I staggered, the visions ebbing away, breath ragged, heart pounding like a thousand drums against my ribs.

Kallith's voice reached me, distant yet clear.

"Tell it, Vaerin. Share the truth only you possess with the Book."

The pages danced beneath my fingertips, irresistibly parting to reveal a blank expanse.

I gasped in astonishment.

Sareth's fierce cry pierced through. "Vaerin, now! The walls--"

I turned away from the door, the claws, and the reverberating call of the Scribe Below stirring from slumber.

And I spoke.

Tentatively at first, then with a power that surged from deep within.

"I existed before the Calyra. I endured what it could not erase. I am the memory that remains unaltered. I am the indelible."

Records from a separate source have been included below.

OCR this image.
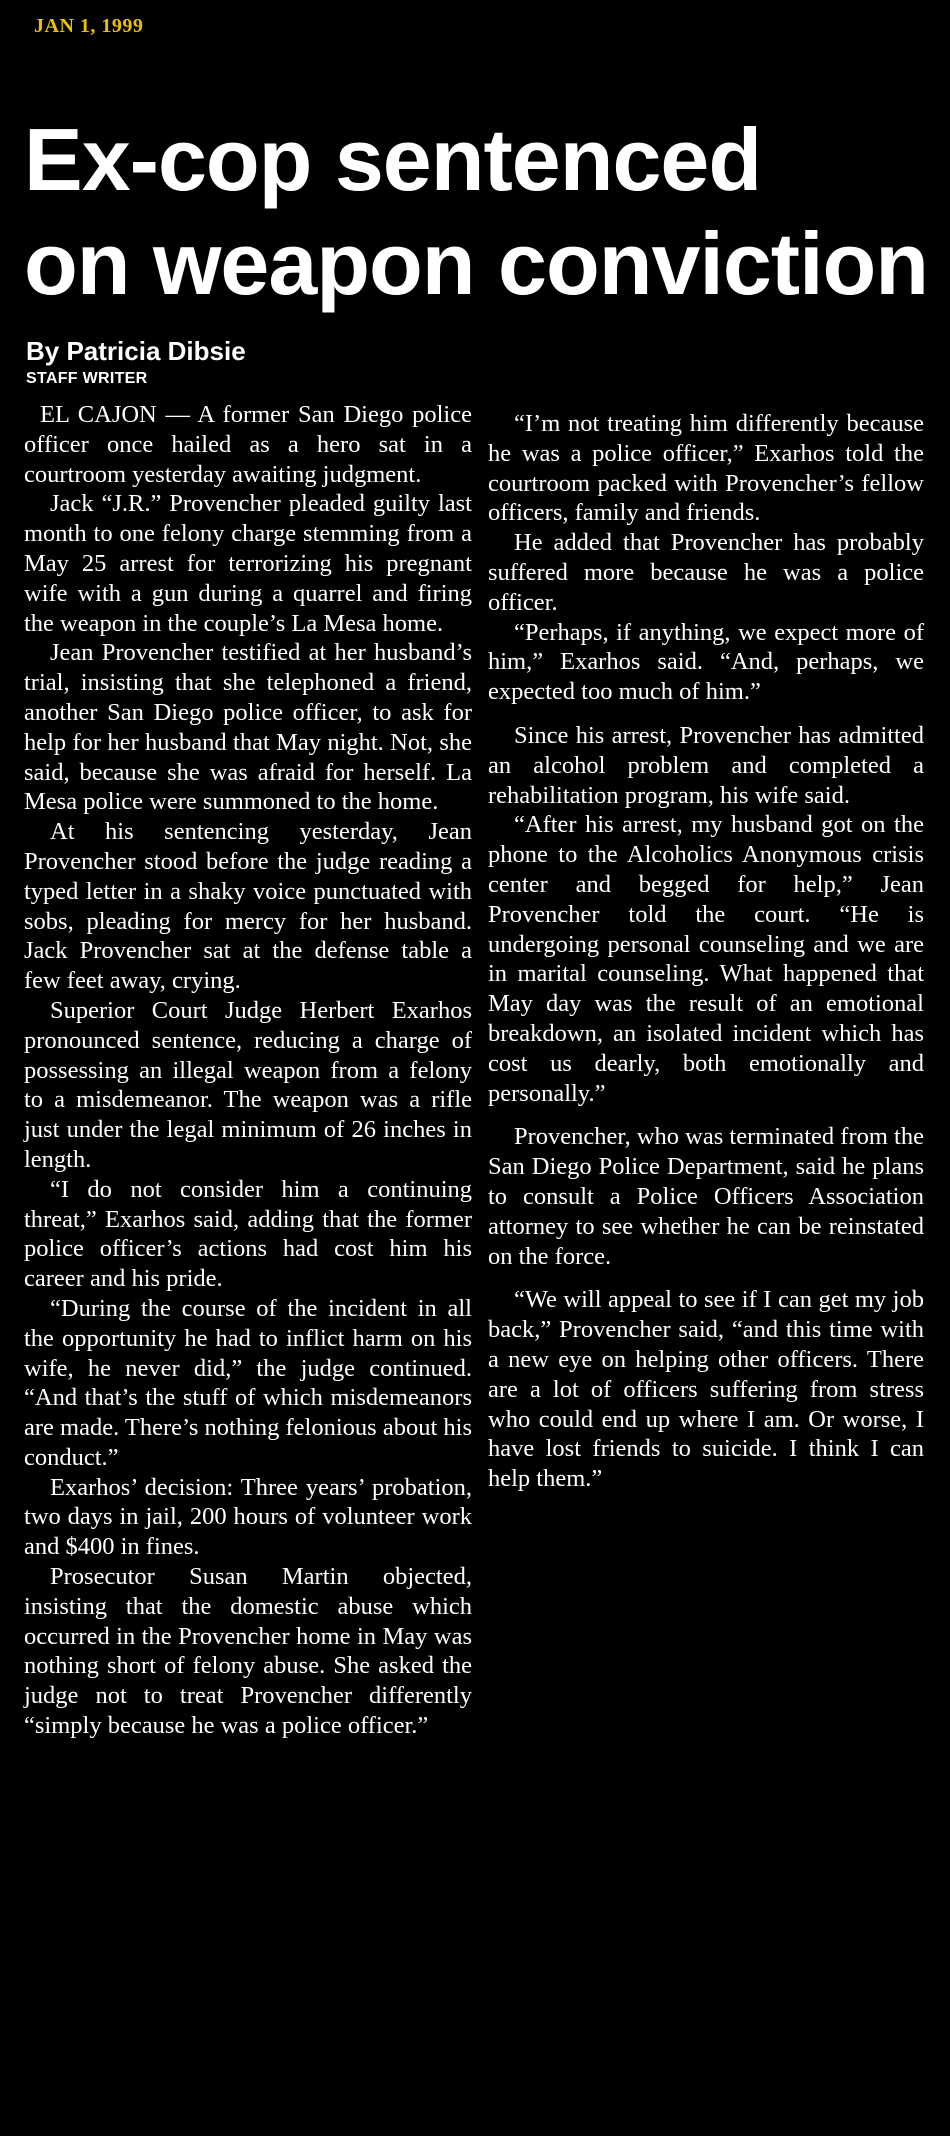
JAN 1, 1999
Ex-cop sentenced
on weapon conviction
By Patricia Dibsie
STAFF WRITER

EL CAJON — A former San Diego police officer once hailed as a hero sat in a courtroom yesterday awaiting judgment.

Jack “J.R.” Provencher pleaded guilty last month to one felony charge stemming from a May 25 arrest for terrorizing his pregnant wife with a gun during a quarrel and firing the weapon in the couple’s La Mesa home.

Jean Provencher testified at her husband’s trial, insisting that she telephoned a friend, another San Diego police officer, to ask for help for her husband that May night. Not, she said, because she was afraid for herself. La Mesa police were summoned to the home.

At his sentencing yesterday, Jean Provencher stood before the judge reading a typed letter in a shaky voice punctuated with sobs, pleading for mercy for her husband. Jack Provencher sat at the defense table a few feet away, crying.

Superior Court Judge Herbert Exarhos pronounced sentence, reducing a charge of possessing an illegal weapon from a felony to a misdemeanor. The weapon was a rifle just under the legal minimum of 26 inches in length.

“I do not consider him a continuing threat,” Exarhos said, adding that the former police officer’s actions had cost him his career and his pride.

“During the course of the incident in all the opportunity he had to inflict harm on his wife, he never did,” the judge continued. “And that’s the stuff of which misdemeanors are made. There’s nothing felonious about his conduct.”

Exarhos’ decision: Three years’ probation, two days in jail, 200 hours of volunteer work and $400 in fines.

Prosecutor Susan Martin objected, insisting that the domestic abuse which occurred in the Provencher home in May was nothing short of felony abuse. She asked the judge not to treat Provencher differently “simply because he was a police officer.”

“I’m not treating him differently because he was a police officer,” Exarhos told the courtroom packed with Provencher’s fellow officers, family and friends.

He added that Provencher has probably suffered more because he was a police officer.

“Perhaps, if anything, we expect more of him,” Exarhos said. “And, perhaps, we expected too much of him.”

Since his arrest, Provencher has admitted an alcohol problem and completed a rehabilitation program, his wife said.

“After his arrest, my husband got on the phone to the Alcoholics Anonymous crisis center and begged for help,” Jean Provencher told the court. “He is undergoing personal counseling and we are in marital counseling. What happened that May day was the result of an emotional breakdown, an isolated incident which has cost us dearly, both emotionally and personally.”

Provencher, who was terminated from the San Diego Police Department, said he plans to consult a Police Officers Association attorney to see whether he can be reinstated on the force.

“We will appeal to see if I can get my job back,” Provencher said, “and this time with a new eye on helping other officers. There are a lot of officers suffering from stress who could end up where I am. Or worse, I have lost friends to suicide. I think I can help them.”
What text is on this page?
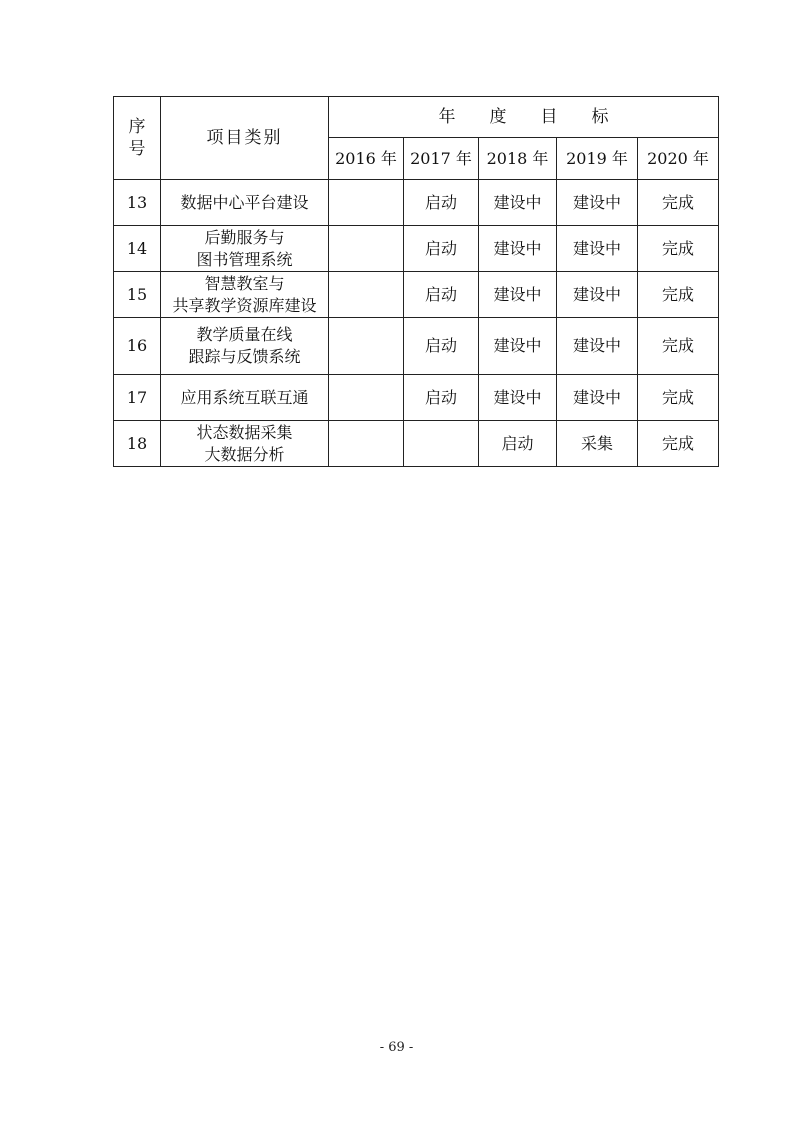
序
号	项目类别	年度目标				
		2016 年	2017 年	2018 年	2019 年	2020 年
13	数据中心平台建设		启动	建设中	建设中	完成
14	后勤服务与
图书管理系统		启动	建设中	建设中	完成
15	智慧教室与
共享教学资源库建设		启动	建设中	建设中	完成
16	教学质量在线
跟踪与反馈系统		启动	建设中	建设中	完成
17	应用系统互联互通		启动	建设中	建设中	完成
18	状态数据采集
大数据分析			启动	采集	完成
- 69 -
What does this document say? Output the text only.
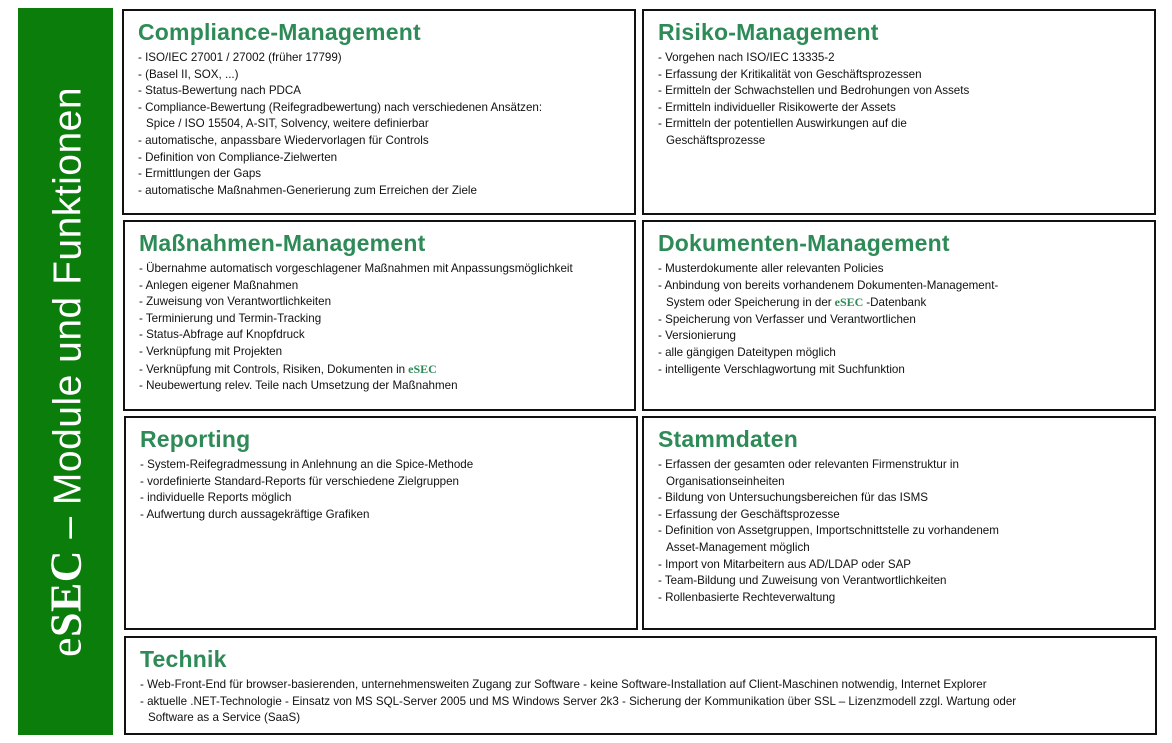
eSEC – Module und Funktionen
Compliance-Management
- ISO/IEC 27001 / 27002 (früher 17799)
- (Basel II, SOX, ...)
- Status-Bewertung nach PDCA
- Compliance-Bewertung (Reifegradbewertung) nach verschiedenen Ansätzen:
Spice / ISO 15504, A-SIT, Solvency, weitere definierbar
- automatische, anpassbare Wiedervorlagen für Controls
- Definition von Compliance-Zielwerten
- Ermittlungen der Gaps
- automatische Maßnahmen-Generierung zum Erreichen der Ziele
Risiko-Management
- Vorgehen nach ISO/IEC 13335-2
- Erfassung der Kritikalität von Geschäftsprozessen
- Ermitteln der Schwachstellen und Bedrohungen von Assets
- Ermitteln individueller Risikowerte der Assets
- Ermitteln der potentiellen Auswirkungen auf die
Geschäftsprozesse
Maßnahmen-Management
- Übernahme automatisch vorgeschlagener Maßnahmen mit Anpassungsmöglichkeit
- Anlegen eigener Maßnahmen
- Zuweisung von Verantwortlichkeiten
- Terminierung und Termin-Tracking
- Status-Abfrage auf Knopfdruck
- Verknüpfung mit Projekten
- Verknüpfung mit Controls, Risiken, Dokumenten in eSEC
- Neubewertung relev. Teile nach Umsetzung der Maßnahmen
Dokumenten-Management
- Musterdokumente aller relevanten Policies
- Anbindung von bereits vorhandenem Dokumenten-Management-
System oder Speicherung in der eSEC -Datenbank
- Speicherung von Verfasser und Verantwortlichen
- Versionierung
- alle gängigen Dateitypen möglich
- intelligente Verschlagwortung mit Suchfunktion
Reporting
- System-Reifegradmessung in Anlehnung an die Spice-Methode
- vordefinierte Standard-Reports für verschiedene Zielgruppen
- individuelle Reports möglich
- Aufwertung durch aussagekräftige Grafiken
Stammdaten
- Erfassen der gesamten oder relevanten Firmenstruktur in
Organisationseinheiten
- Bildung von Untersuchungsbereichen für das ISMS
- Erfassung der Geschäftsprozesse
- Definition von Assetgruppen, Importschnittstelle zu vorhandenem
Asset-Management möglich
- Import von Mitarbeitern aus AD/LDAP oder SAP
- Team-Bildung und Zuweisung von Verantwortlichkeiten
- Rollenbasierte Rechteverwaltung
Technik
- Web-Front-End für browser-basierenden, unternehmensweiten Zugang zur Software - keine Software-Installation auf Client-Maschinen notwendig, Internet Explorer
- aktuelle .NET-Technologie - Einsatz von MS SQL-Server 2005 und MS Windows Server 2k3 - Sicherung der Kommunikation über SSL – Lizenzmodell zzgl. Wartung oder
Software as a Service (SaaS)
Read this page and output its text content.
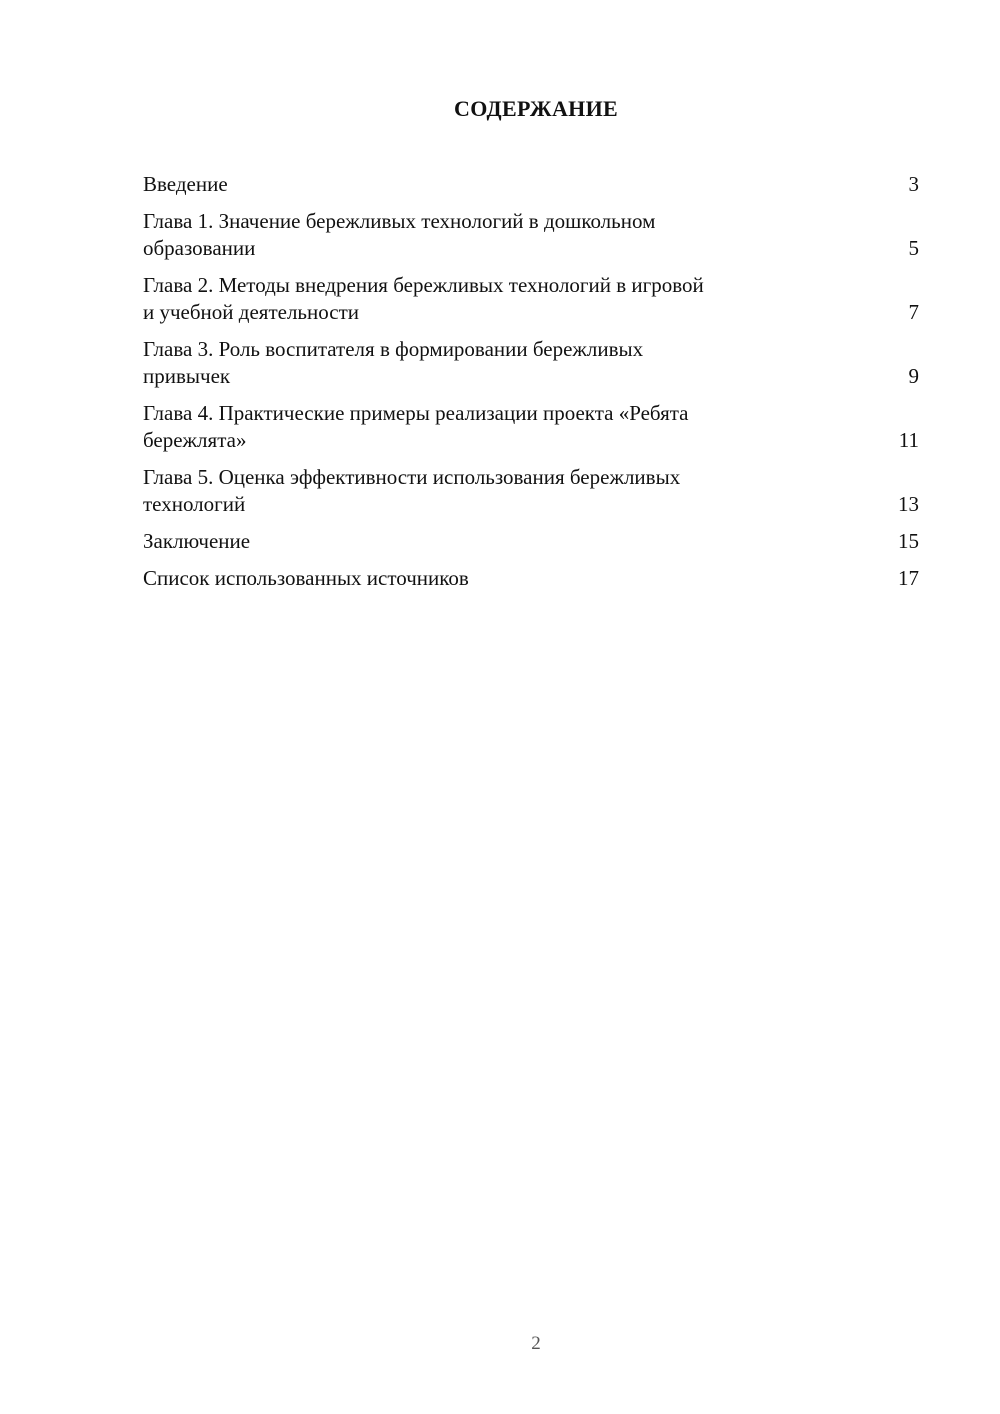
СОДЕРЖАНИЕ
Введение	3
Глава 1. Значение бережливых технологий в дошкольном
образовании	5
Глава 2. Методы внедрения бережливых технологий в игровой
и учебной деятельности	7
Глава 3. Роль воспитателя в формировании бережливых
привычек	9
Глава 4. Практические примеры реализации проекта «Ребята
бережлята»	11
Глава 5. Оценка эффективности использования бережливых
технологий	13
Заключение	15
Список использованных источников	17
2
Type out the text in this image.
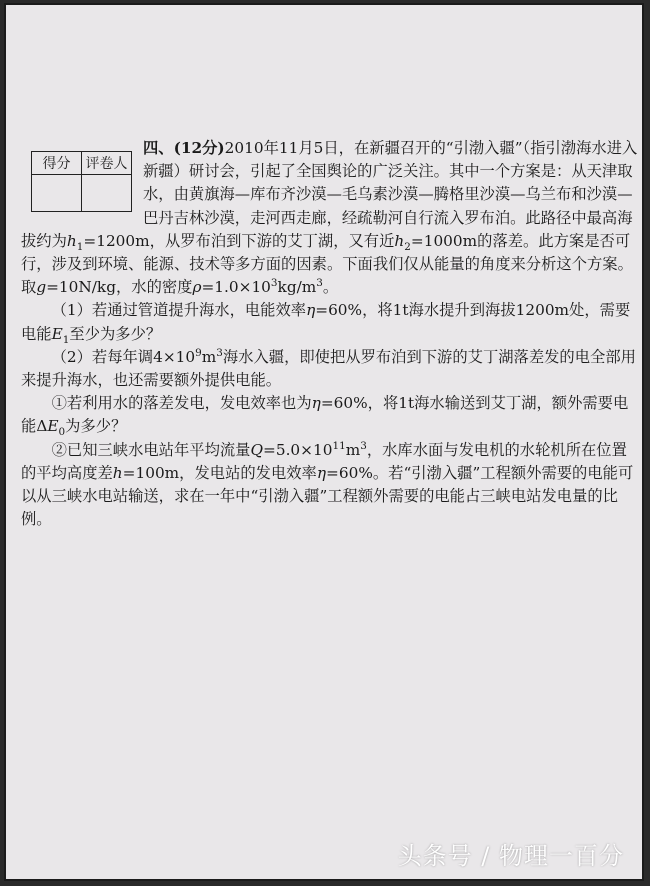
得分	评卷人

四、(12分)2010年11月5日，在新疆召开的“引渤入疆”（指引渤海水进入新疆）研讨会，引起了全国舆论的广泛关注。其中一个方案是：从天津取水，由黄旗海—库布齐沙漠—毛乌素沙漠—腾格里沙漠—乌兰布和沙漠—巴丹吉林沙漠，走河西走廊，经疏勒河自行流入罗布泊。此路径中最高海拔约为$h_1=1200m$，从罗布泊到下游的艾丁湖，又有近$h_2=1000m$的落差。此方案是否可行，涉及到环境、能源、技术等多方面的因素。下面我们仅从能量的角度来分析这个方案。取g=10N/kg，水的密度$\rho=1.0\times 10^3kg/m^3$。

（1）若通过管道提升海水，电能效率η=60%，将1t海水提升到海拔1200m处，需要电能$E_1$至少为多少？

（2）若每年调$4\times 10^9m^3$海水入疆，即使把从罗布泊到下游的艾丁湖落差发的电全部用来提升海水，也还需要额外提供电能。

①若利用水的落差发电，发电效率也为η=60%，将1t海水输送到艾丁湖，额外需要电能$\Delta E_0$为多少？

②已知三峡水电站年平均流量$Q=5.0\times 10^{11}m^3$，水库水面与发电机的水轮机所在位置的平均高度差h=100m，发电站的发电效率η=60%。若“引渤入疆”工程额外需要的电能可以从三峡水电站输送，求在一年中“引渤入疆”工程额外需要的电能占三峡电站发电量的比例。

头条号 / 物理一百分
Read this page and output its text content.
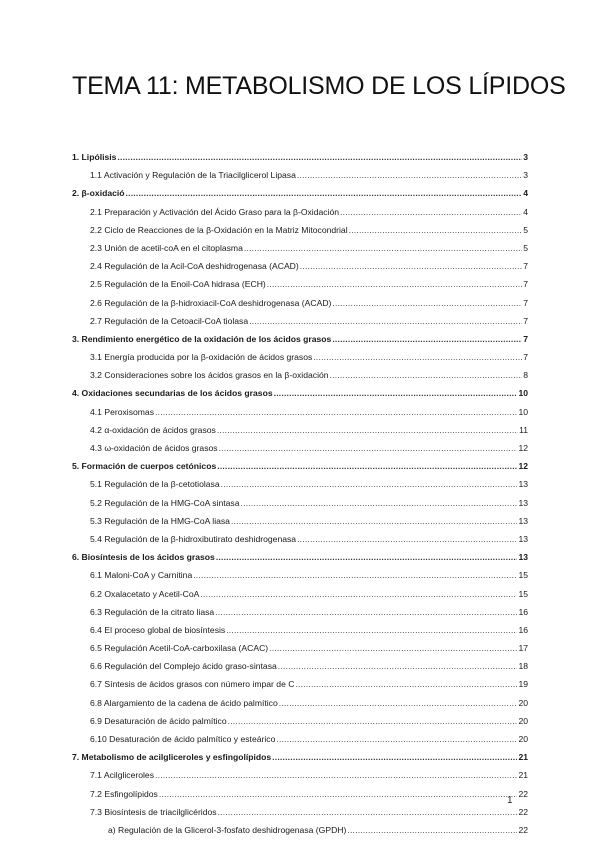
TEMA 11: METABOLISMO DE LOS LÍPIDOS
1. Lipólisis .....	3
1.1 Activación y Regulación de la Triacilglicerol Lipasa .....	3
2. β-oxidació .....	4
2.1 Preparación y Activación del Ácido Graso para la β-Oxidación .....	4
2.2 Ciclo de Reacciones de la β-Oxidación en la Matriz Mitocondrial .....	5
2.3 Unión de acetil-coA en el citoplasma .....	5
2.4 Regulación de la Acil-CoA deshidrogenasa (ACAD) .....	7
2.5 Regulación de la Enoil-CoA hidrasa (ECH) .....	7
2.6 Regulación de la β-hidroxiacil-CoA deshidrogenasa (ACAD) .....	7
2.7 Regulación de la Cetoacil-CoA tiolasa .....	7
3. Rendimiento energético de la oxidación de los ácidos grasos .....	7
3.1 Energía producida por la β-oxidación de ácidos grasos .....	7
3.2 Consideraciones sobre los ácidos grasos en la β-oxidación .....	8
4. Oxidaciones secundarias de los ácidos grasos .....	10
4.1 Peroxisomas .....	10
4.2 α-oxidación de ácidos grasos .....	11
4.3 ω-oxidación de ácidos grasos .....	12
5. Formación de cuerpos cetónicos .....	12
5.1 Regulación de la β-cetotiolasa .....	13
5.2 Regulación de la HMG-CoA sintasa .....	13
5.3 Regulación de la HMG-CoA liasa .....	13
5.4 Regulación de la β-hidroxibutirato deshidrogenasa .....	13
6. Biosíntesis de los ácidos grasos .....	13
6.1 Maloni-CoA y Carnitina .....	15
6.2 Oxalacetato y Acetil-CoA .....	15
6.3 Regulación de la citrato liasa .....	16
6.4 El proceso global de biosíntesis .....	16
6.5 Regulación Acetil-CoA-carboxilasa (ACAC) .....	17
6.6 Regulación del Complejo ácido graso-sintasa .....	18
6.7 Síntesis de ácidos grasos con número impar de C .....	19
6.8 Alargamiento de la cadena de ácido palmítico .....	20
6.9 Desaturación de ácido palmítico .....	20
6.10 Desaturación de ácido palmítico y esteárico .....	20
7. Metabolismo de acilgliceroles y esfingolípidos .....	21
7.1 Acilgliceroles .....	21
7.2 Esfingolípidos .....	22
7.3 Biosíntesis de triacilglicéridos .....	22
a) Regulación de la Glicerol-3-fosfato deshidrogenasa (GPDH) .....	22
1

The Book shuddered... and the pages began to radiate light.

Sareth shielded her eyes, a look of awe mixed with fear. "What's happening?!"

The walls convulsed, stone shifting and writhing like a living thing. A scream erupted from beyond the door--many voices weaving together in torment.

Kallith's fading silhouette whispered one last, urgent truth: "You've opened the First Book, Vaerin. Now you must confront what emerges."

And then--

The Vault erupted into illumination.